A 'Wicked Commerce': Consent, Coercion, and Kidnapping in Aberdeen's Servant Trade
A trade in kidnapped servants allegedly flourished in Aberdeen, Scotland, during the 1740s, spiriting away hundreds of adults and children into indentured labor in the American colonies. The person responsible for exposing this trade was its most famous victim, Peter Williamson, a native of Aberdeenshire who published “A Discourse on Kidnapping” in 1758 and successfully sued the magistrates and merchants he considered responsible for his abduction. Williamson was a witness of limited credibility, and testimony recorded for his lawsuits exposed inconsistencies in his story. Nevertheless, his prolonged legal battle generated an extensive archive of materials that makes it possible to reconstruct Aberdeen’s experience within the broader context of the Atlantic servant trade. These sources reveal the spectrum of consent and coercion involved in recruiting adults and children for the servant trade, as well as differing perspectives on the legality of the trade, its utility as a form of poor relief, and the age of consent for entering into an indenture.
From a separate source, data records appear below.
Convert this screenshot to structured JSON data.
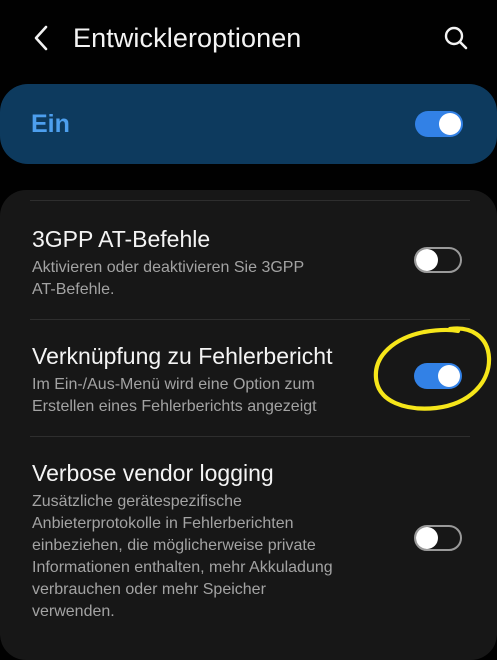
{
  "header": {
    "title": "Entwickleroptionen",
    "back_icon": "chevron-left-icon",
    "search_icon": "search-icon"
  },
  "master": {
    "label": "Ein",
    "toggle_on": true
  },
  "items": [
    {
      "title": "3GPP AT-Befehle",
      "subtitle_lines": [
        "Aktivieren oder deaktivieren Sie 3GPP",
        "AT-Befehle."
      ],
      "toggle_on": false
    },
    {
      "title": "Verknüpfung zu Fehlerbericht",
      "subtitle_lines": [
        "Im Ein-/Aus-Menü wird eine Option zum",
        "Erstellen eines Fehlerberichts angezeigt"
      ],
      "toggle_on": true
    },
    {
      "title": "Verbose vendor logging",
      "subtitle_lines": [
        "Zusätzliche gerätespezifische",
        "Anbieterprotokolle in Fehlerberichten",
        "einbeziehen, die möglicherweise private",
        "Informationen enthalten, mehr Akkuladung",
        "verbrauchen oder mehr Speicher",
        "verwenden."
      ],
      "toggle_on": false
    }
  ],
  "colors": {
    "background": "#010101",
    "master_bg": "#0d3a5e",
    "accent": "#3281e6",
    "annotation": "#f6e61a"
  }
}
Williamson’s depiction of Aberdeen’s servant trade was hyperbolic and self-serving, but his lawsuits exposed the operations of a business that preyed upon Aberdeenshire’s most vulnerable inhabitants at a time when they had few other options for improving their lot.
Shannon, Timothy J. "A 'wicked commerce': Consent, Coercion, and Kidnapping in Aberdeen's Servant Trade." William and Mary Quarterly 74, no. 3 (July 2017): 437-466.